Well, that was a conclusion.
The battle with Lunatic goes pretty badly, and costs us a lot of the cast. The Colonel is mortally wounded, and finishes himself off to make sure he’s not dead weight dragging down Charlotte, who came to his rescue. Monica and get involved, which means they bear witness to the end. Strength is overwhelmed by the standard enemies and Dead Master, after getting a good shot off to help Empress, is riddled with holes by Lunatic, seemingly killing her. The Moonflakes begin to strike, and Empress decides that if humanity is to die, then she has nothing more to live for. She triggers her ultimate overdrive, becoming a burning blue skeleton, and shoots through both Lunatic and the Orbital Elevator. After getting the shot off, Empress disintegrates utterly.
This ends the Moonflake bombardment, but Lunatic’s core, on the moon, is untouched and estimates that rebuilding enough to finish humanity off (70% already destroyed by the Moonflakes) will take 200 years, which is no problem for a timeless being like her.
On Earth, though, things move a little faster. We cut to fifty years later. Norito is now colonel and so much the spitting image of the old colonel that you’d think they were related. Miya and Charlotte, as psuedo-Hemitheos units haven’t aged. Monica is now a rather elderly doctor, and under her care Dead Master and Strength have been recreated in child form. I guess there was enough of those two left for them to eventually be scraped back together. We meet up with these characters on the eve of battle, as Black Trike has been reworked into a space shuttle and they’re all ready to blast off and take the fight to Lunatic where it will actually hurt. In space, the new Colonel and the Hemitheos gang engage in battle against Lunatic’s outer defenses, and are joined by a newcomer, a blue streak rising from the Earth and revealed to be an at least partially reconstructed Empress. The original Black★Rock Shooter song plays triumphantly, and as the credits roll you kind of accept that this time, with the band back together and only a quarter of the way into her cycle, Lunatic isn’t getting away.
So, what’s the takeaway from Dawn Fall and its ending?
Well, I think the ending was fairly fitting. I actually liked that they went with a more mixed ending where a lot of the characters we spent time with died in order to achieve what was at first only a minor and temporary victory; it fits with the bleak tone of the show. All the same, I do like that we went on to see how humanity used its time more effectively than Lunatic and the survivors resurged to take the fight off to her. The return of Empress was a little… odd, but the Hemitheos units are super nanotech cyborgs, I can believe that her ashes in the Iron Sea had been gathering together for decades to restore her whole. And I’m fine not seeing Lunatic actually have her core blow up – her main avatar got taken down with the Elevator and playing us out with the start of the triumphant battle is more than good enough.

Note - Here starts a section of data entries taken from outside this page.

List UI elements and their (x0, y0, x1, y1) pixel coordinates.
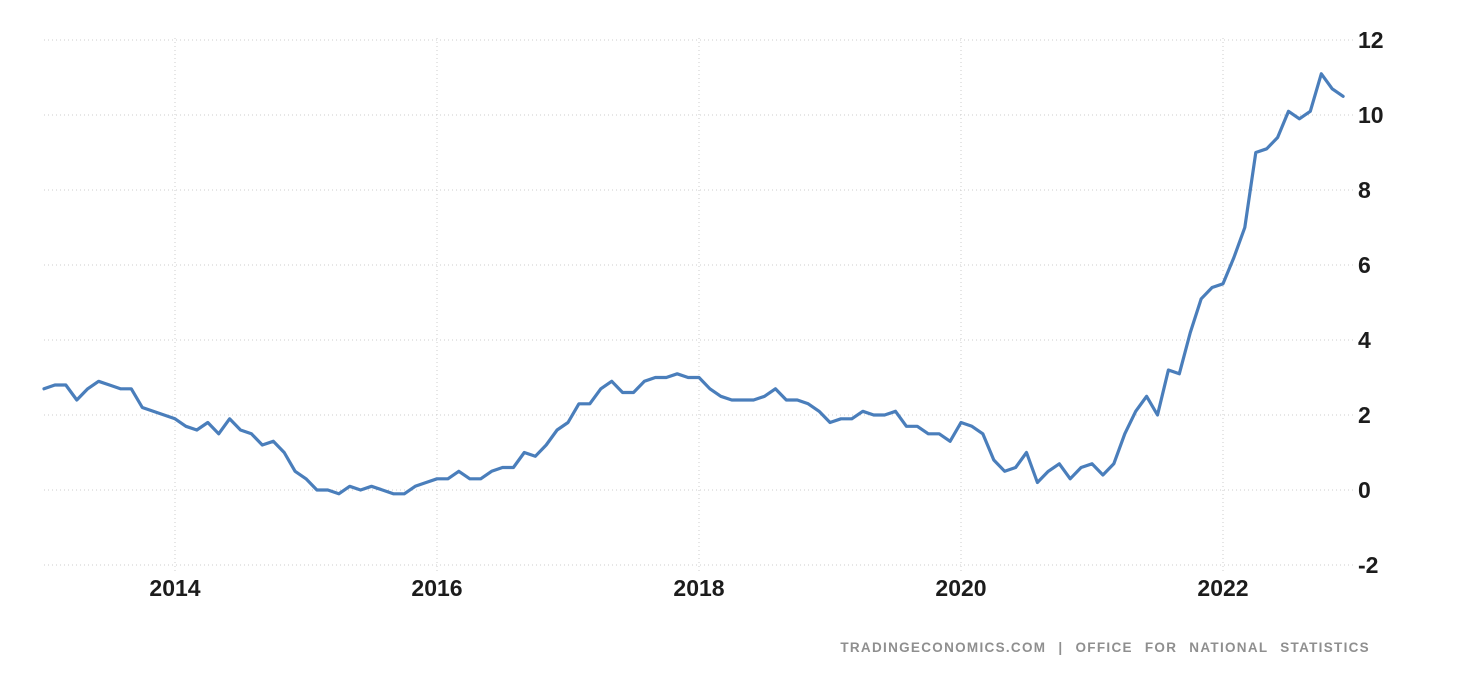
x-tick-label: 2016 (411, 575, 462, 601)
y-tick-label: 12 (1358, 27, 1384, 53)
y-tick-label: 8 (1358, 177, 1371, 203)
x-tick-label: 2018 (673, 575, 724, 601)
attribution-text: TRADINGECONOMICS.COM | OFFICE FOR NATION… (840, 640, 1370, 655)
y-tick-label: 4 (1358, 327, 1371, 353)
attribution: TRADINGECONOMICS.COM | OFFICE FOR NATION… (840, 640, 1370, 655)
y-tick-label: -2 (1358, 552, 1378, 578)
x-tick-label: 2022 (1197, 575, 1248, 601)
x-tick-label: 2014 (149, 575, 200, 601)
y-tick-label: 0 (1358, 477, 1371, 503)
y-tick-label: 2 (1358, 402, 1371, 428)
inflation-rate-line-series (42, 72, 1345, 496)
y-tick-label: 10 (1358, 102, 1384, 128)
y-tick-label: 6 (1358, 252, 1371, 278)
x-tick-label: 2020 (935, 575, 986, 601)
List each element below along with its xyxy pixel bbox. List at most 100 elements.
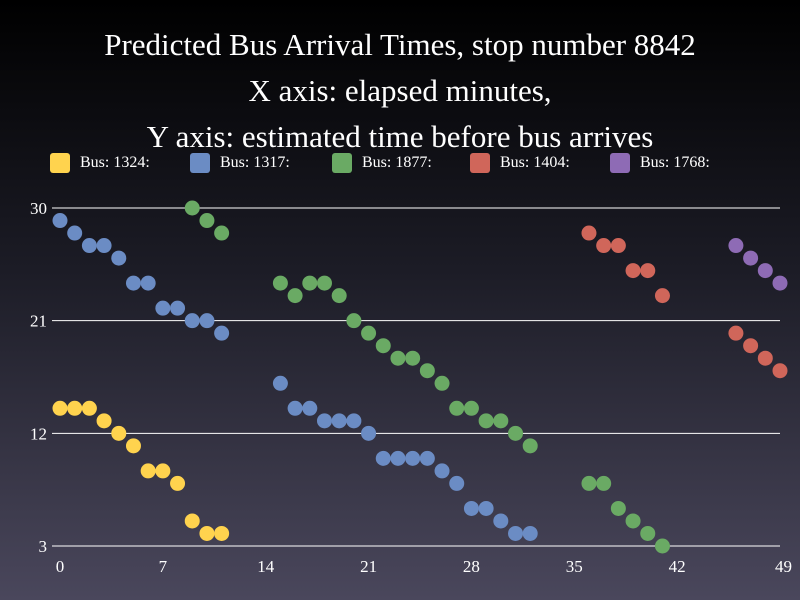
point-series-1-19 bbox=[375, 450, 391, 466]
point-series-3-2 bbox=[610, 238, 626, 254]
x-tick-label-14: 14 bbox=[257, 557, 275, 576]
point-series-1-15 bbox=[316, 413, 332, 429]
point-series-1-25 bbox=[463, 500, 479, 516]
point-series-1-8 bbox=[170, 300, 186, 316]
legend-label-1768: Bus: 1768: bbox=[640, 154, 710, 171]
point-series-3-8 bbox=[757, 350, 773, 366]
x-tick-label-7: 7 bbox=[159, 557, 168, 576]
point-series-1-10 bbox=[199, 313, 215, 329]
point-series-3-9 bbox=[772, 363, 788, 379]
point-series-2-3 bbox=[272, 275, 288, 291]
point-series-2-14 bbox=[434, 375, 450, 391]
point-series-2-23 bbox=[610, 500, 626, 516]
legend-label-1404: Bus: 1404: bbox=[500, 154, 570, 171]
point-series-2-24 bbox=[625, 513, 641, 529]
point-series-2-11 bbox=[390, 350, 406, 366]
point-series-1-18 bbox=[361, 425, 377, 441]
point-series-2-13 bbox=[419, 363, 435, 379]
point-series-0-8 bbox=[170, 475, 186, 491]
chart-title-line-1: Predicted Bus Arrival Times, stop number… bbox=[104, 27, 696, 62]
chart-title-line-3: Y axis: estimated time before bus arrive… bbox=[146, 119, 654, 154]
point-series-0-11 bbox=[214, 525, 230, 541]
x-tick-label-28: 28 bbox=[463, 557, 480, 576]
y-tick-label-12: 12 bbox=[30, 424, 47, 443]
point-series-0-4 bbox=[111, 425, 127, 441]
point-series-1-3 bbox=[96, 238, 112, 254]
point-series-4-0 bbox=[728, 238, 744, 254]
legend-item-1404: Bus: 1404: bbox=[470, 150, 570, 176]
point-series-2-12 bbox=[405, 350, 421, 366]
point-series-2-5 bbox=[302, 275, 318, 291]
y-tick-label-3: 3 bbox=[39, 537, 48, 556]
point-series-2-19 bbox=[508, 425, 524, 441]
point-series-2-7 bbox=[331, 288, 347, 304]
legend-swatch-1404 bbox=[470, 153, 490, 173]
point-series-3-5 bbox=[654, 288, 670, 304]
legend-item-1877: Bus: 1877: bbox=[332, 150, 432, 176]
point-series-2-4 bbox=[287, 288, 303, 304]
point-series-1-20 bbox=[390, 450, 406, 466]
legend-item-1317: Bus: 1317: bbox=[190, 150, 290, 176]
point-series-1-7 bbox=[155, 300, 171, 316]
point-series-1-26 bbox=[478, 500, 494, 516]
point-series-1-9 bbox=[184, 313, 200, 329]
point-series-1-14 bbox=[302, 400, 318, 416]
point-series-1-16 bbox=[331, 413, 347, 429]
point-series-2-26 bbox=[654, 538, 670, 554]
chart-title-line-2: X axis: elapsed minutes, bbox=[248, 73, 552, 108]
point-series-3-7 bbox=[743, 338, 759, 354]
legend-label-1317: Bus: 1317: bbox=[220, 154, 290, 171]
point-series-2-20 bbox=[522, 438, 538, 454]
x-tick-label-21: 21 bbox=[360, 557, 377, 576]
point-series-1-24 bbox=[449, 475, 465, 491]
point-series-1-27 bbox=[493, 513, 509, 529]
point-series-2-16 bbox=[463, 400, 479, 416]
point-series-1-1 bbox=[67, 225, 83, 241]
x-axis-tick-labels: 0 7 14 21 28 35 42 49 bbox=[56, 557, 792, 576]
y-tick-label-30: 30 bbox=[30, 199, 47, 218]
point-series-2-17 bbox=[478, 413, 494, 429]
x-tick-label-42: 42 bbox=[669, 557, 686, 576]
point-series-3-1 bbox=[596, 238, 612, 254]
point-series-0-2 bbox=[81, 400, 97, 416]
legend-item-1324: Bus: 1324: bbox=[50, 150, 150, 176]
point-series-2-1 bbox=[199, 213, 215, 229]
point-series-2-6 bbox=[316, 275, 332, 291]
point-series-0-9 bbox=[184, 513, 200, 529]
point-series-2-25 bbox=[640, 525, 656, 541]
point-series-2-0 bbox=[184, 200, 200, 216]
point-series-1-0 bbox=[52, 213, 68, 229]
point-series-1-28 bbox=[508, 525, 524, 541]
point-series-0-5 bbox=[125, 438, 141, 454]
point-series-2-15 bbox=[449, 400, 465, 416]
x-tick-label-0: 0 bbox=[56, 557, 65, 576]
point-series-1-17 bbox=[346, 413, 362, 429]
point-series-0-6 bbox=[140, 463, 156, 479]
point-series-2-21 bbox=[581, 475, 597, 491]
y-axis-tick-labels: 3 12 21 30 bbox=[30, 199, 47, 556]
point-series-3-4 bbox=[640, 263, 656, 279]
point-series-1-21 bbox=[405, 450, 421, 466]
point-series-4-2 bbox=[757, 263, 773, 279]
legend-swatch-1324 bbox=[50, 153, 70, 173]
point-series-1-11 bbox=[214, 325, 230, 341]
legend-swatch-1877 bbox=[332, 153, 352, 173]
data-points bbox=[52, 200, 788, 554]
point-series-1-23 bbox=[434, 463, 450, 479]
chart-legend: Bus: 1324: Bus: 1317: Bus: 1877: Bus: 14… bbox=[50, 150, 790, 176]
point-series-3-6 bbox=[728, 325, 744, 341]
point-series-0-0 bbox=[52, 400, 68, 416]
point-series-2-8 bbox=[346, 313, 362, 329]
legend-swatch-1317 bbox=[190, 153, 210, 173]
legend-swatch-1768 bbox=[610, 153, 630, 173]
point-series-2-2 bbox=[214, 225, 230, 241]
point-series-0-1 bbox=[67, 400, 83, 416]
legend-item-1768: Bus: 1768: bbox=[610, 150, 710, 176]
point-series-2-10 bbox=[375, 338, 391, 354]
point-series-1-4 bbox=[111, 250, 127, 266]
chart-title: Predicted Bus Arrival Times, stop number… bbox=[0, 22, 800, 160]
point-series-4-3 bbox=[772, 275, 788, 291]
legend-label-1877: Bus: 1877: bbox=[362, 154, 432, 171]
point-series-1-12 bbox=[272, 375, 288, 391]
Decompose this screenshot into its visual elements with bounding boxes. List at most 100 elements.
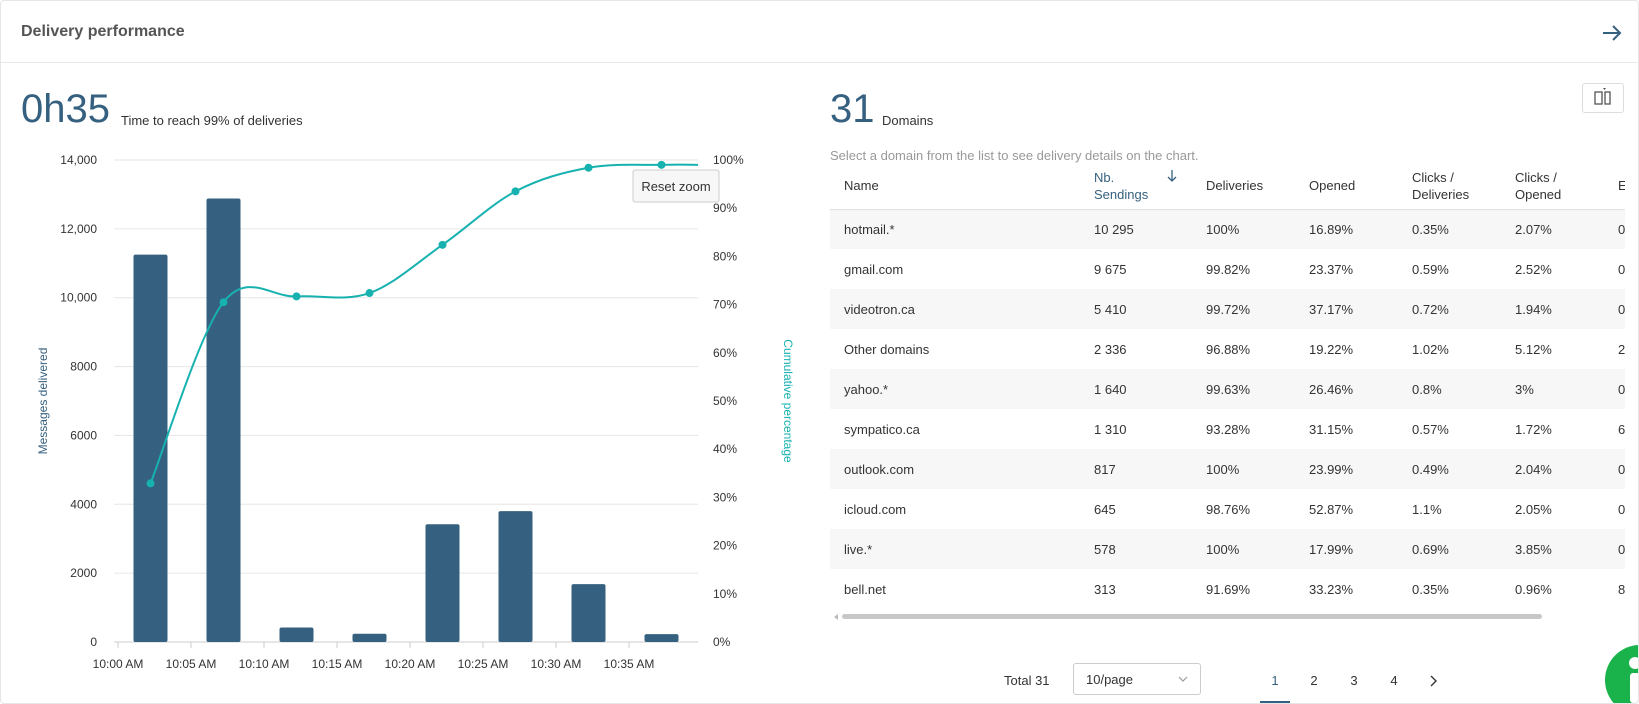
- sort-arrow-down-icon[interactable]: [1166, 169, 1178, 183]
- column-header-1[interactable]: Nb. Sendings: [1080, 163, 1192, 210]
- x-tick-label: 10:00 AM: [93, 657, 144, 671]
- table-horizontal-scrollbar[interactable]: [832, 612, 1622, 620]
- cell-extra: 2: [1618, 341, 1625, 357]
- cell-clicks-deliveries: 0.8%: [1398, 369, 1501, 409]
- bar-10:27[interactable]: [498, 511, 533, 642]
- column-header-2[interactable]: Deliveries: [1192, 163, 1295, 210]
- bar-10:07[interactable]: [206, 198, 241, 642]
- cell-clicks-opened: 2.05%: [1515, 501, 1552, 517]
- cell-opened: 17.99%: [1295, 529, 1398, 569]
- cell-clicks-opened: 3.85%: [1501, 529, 1604, 569]
- y-left-axis-title: Messages delivered: [36, 348, 50, 455]
- reset-zoom-button[interactable]: Reset zoom: [632, 169, 720, 203]
- cumulative-point-10:02[interactable]: [146, 479, 155, 488]
- table-row[interactable]: hotmail.* 10 295 100% 16.89% 0.35% 2.07% 0: [830, 209, 1625, 249]
- column-header-6[interactable]: E: [1604, 163, 1625, 210]
- cell-deliveries: 99.72%: [1192, 289, 1295, 329]
- table-row[interactable]: gmail.com 9 675 99.82% 23.37% 0.59% 2.52% 0: [830, 249, 1625, 289]
- y-right-tick-label: 100%: [713, 153, 744, 167]
- cumulative-point-10:07[interactable]: [219, 298, 228, 307]
- cumulative-point-10:32[interactable]: [584, 163, 593, 172]
- cell-opened: 52.87%: [1309, 501, 1354, 517]
- table-row[interactable]: live.* 578 100% 17.99% 0.69% 3.85% 0: [830, 529, 1625, 569]
- page-2-button[interactable]: 2: [1310, 673, 1318, 688]
- cell-opened: 31.15%: [1309, 421, 1354, 437]
- column-header-label: E: [1618, 177, 1625, 194]
- column-header-4[interactable]: Clicks / Deliveries: [1398, 163, 1501, 210]
- table-row[interactable]: outlook.com 817 100% 23.99% 0.49% 2.04% 0: [830, 449, 1625, 489]
- x-tick-label: 10:20 AM: [385, 657, 436, 671]
- y-right-tick-label: 60%: [713, 346, 737, 360]
- cell-extra: 8: [1618, 581, 1625, 597]
- bar-10:37[interactable]: [644, 634, 679, 642]
- column-header-3[interactable]: Opened: [1295, 163, 1398, 210]
- table-row[interactable]: icloud.com 645 98.76% 52.87% 1.1% 2.05% 0: [830, 489, 1625, 529]
- cell-domain-name: gmail.com: [844, 261, 904, 277]
- y-left-tick-label: 10,000: [60, 291, 97, 305]
- x-tick-label: 10:25 AM: [458, 657, 509, 671]
- scroll-left-icon[interactable]: [832, 613, 840, 621]
- pagination-total: Total 31: [1004, 673, 1050, 688]
- column-header-label: Clicks / Opened: [1515, 169, 1562, 202]
- help-button[interactable]: [1605, 645, 1638, 703]
- y-right-tick-label: 70%: [713, 298, 737, 312]
- bar-10:22[interactable]: [425, 524, 460, 642]
- cell-sendings: 1 310: [1094, 421, 1127, 437]
- y-right-tick-label: 90%: [713, 201, 737, 215]
- page-1-button[interactable]: 1: [1260, 673, 1290, 703]
- page-3-button[interactable]: 3: [1350, 673, 1358, 688]
- x-tick-label: 10:10 AM: [239, 657, 290, 671]
- page-4-button[interactable]: 4: [1390, 673, 1398, 688]
- cell-domain-name: icloud.com: [844, 501, 907, 517]
- y-right-axis-title: Cumulative percentage: [781, 339, 795, 463]
- y-right-tick-label: 20%: [713, 539, 737, 553]
- table-row[interactable]: sympatico.ca 1 310 93.28% 31.15% 0.57% 1.72% 6: [830, 409, 1625, 449]
- column-header-label: Name: [844, 178, 879, 194]
- delivery-chart-svg: 0 2000 4000 6000 8000 10,000 12,000 14,000 0% 10%…: [36, 153, 795, 671]
- cell-extra: 0: [1604, 449, 1625, 489]
- bar-10:32[interactable]: [571, 584, 606, 642]
- reset-zoom-box[interactable]: [632, 169, 720, 203]
- cumulative-point-10:37[interactable]: [657, 160, 666, 169]
- cell-clicks-deliveries: 0.49%: [1398, 449, 1501, 489]
- table-body: hotmail.* 10 295 100% 16.89% 0.35% 2.07% 0 gmai…: [830, 209, 1625, 609]
- column-header-label: Opened: [1309, 178, 1356, 194]
- cell-clicks-opened: 5.12%: [1515, 341, 1552, 357]
- cumulative-point-10:12[interactable]: [292, 292, 301, 301]
- cell-extra: 0: [1604, 289, 1625, 329]
- column-header-label: Deliveries: [1206, 178, 1264, 194]
- cell-clicks-deliveries: 0.57%: [1412, 421, 1449, 437]
- cell-domain-name: outlook.com: [830, 449, 1080, 489]
- column-toggle-button[interactable]: [1582, 83, 1624, 113]
- y-left-tick-label: 14,000: [60, 153, 97, 167]
- table-row[interactable]: bell.net 313 91.69% 33.23% 0.35% 0.96% 8: [830, 569, 1625, 609]
- y-left-tick-label: 8000: [70, 360, 97, 374]
- cell-domain-name: hotmail.*: [830, 209, 1080, 249]
- cell-deliveries: 100%: [1192, 449, 1295, 489]
- cell-clicks-opened: 2.52%: [1515, 261, 1552, 277]
- arrow-right-icon[interactable]: [1601, 23, 1623, 43]
- cumulative-point-10:17[interactable]: [365, 289, 374, 298]
- column-header-5[interactable]: Clicks / Opened: [1501, 163, 1604, 210]
- bar-10:17[interactable]: [352, 633, 387, 642]
- y-left-tick-label: 4000: [70, 497, 97, 511]
- x-tick-label: 10:30 AM: [531, 657, 582, 671]
- bar-10:12[interactable]: [279, 627, 314, 642]
- table-row[interactable]: Other domains 2 336 96.88% 19.22% 1.02% 5.12%…: [830, 329, 1625, 369]
- table-row[interactable]: yahoo.* 1 640 99.63% 26.46% 0.8% 3% 0: [830, 369, 1625, 409]
- cell-sendings: 313: [1094, 581, 1116, 597]
- cumulative-point-10:22[interactable]: [438, 240, 447, 249]
- cumulative-point-10:27[interactable]: [511, 187, 520, 196]
- bar-10:02[interactable]: [133, 254, 168, 642]
- cell-opened: 37.17%: [1295, 289, 1398, 329]
- page-size-select[interactable]: 10/page: [1073, 663, 1201, 695]
- cell-deliveries: 100%: [1192, 209, 1295, 249]
- reset-zoom-label: Reset zoom: [641, 179, 710, 194]
- chevron-right-icon[interactable]: [1424, 671, 1444, 691]
- scroll-thumb[interactable]: [842, 614, 1542, 619]
- cell-domain-name: bell.net: [844, 581, 886, 597]
- column-header-0[interactable]: Name: [830, 163, 1080, 210]
- table-row[interactable]: videotron.ca 5 410 99.72% 37.17% 0.72% 1.94% 0: [830, 289, 1625, 329]
- y-left-tick-label: 12,000: [60, 222, 97, 236]
- y-right-tick-label: 30%: [713, 490, 737, 504]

And they used the actual song at the exact right moment. Brownie points there.
As for the show as a whole… it’s a hugely mixed bag. It’s sloppy, amateurish, and edgy for the sake of being edgy… but it kind of picks itself up and puts itself back together in a way that was shockingly acceptable. Half of the show is so bad it’s good and the other half is fine, so on the whole it’s a quite watchable experience if you’re looking for something that’s kind of fun but also that you’ll kind of have fun at the expense of.
Which is a pretty weird mood to be in, I’ll admit. Are there a lot of good reasons to watch Dawn Fall? No… but there are enough that I can recommend it – even if with a laundry list of caveats, exceptions, and specific circumstances – and so I kind of have to give it a C- here at the end. I honestly was not expecting to offer it anything that high when I first got into the groove, so I’ll go ahead and say that the recovery at least was fairly impressive.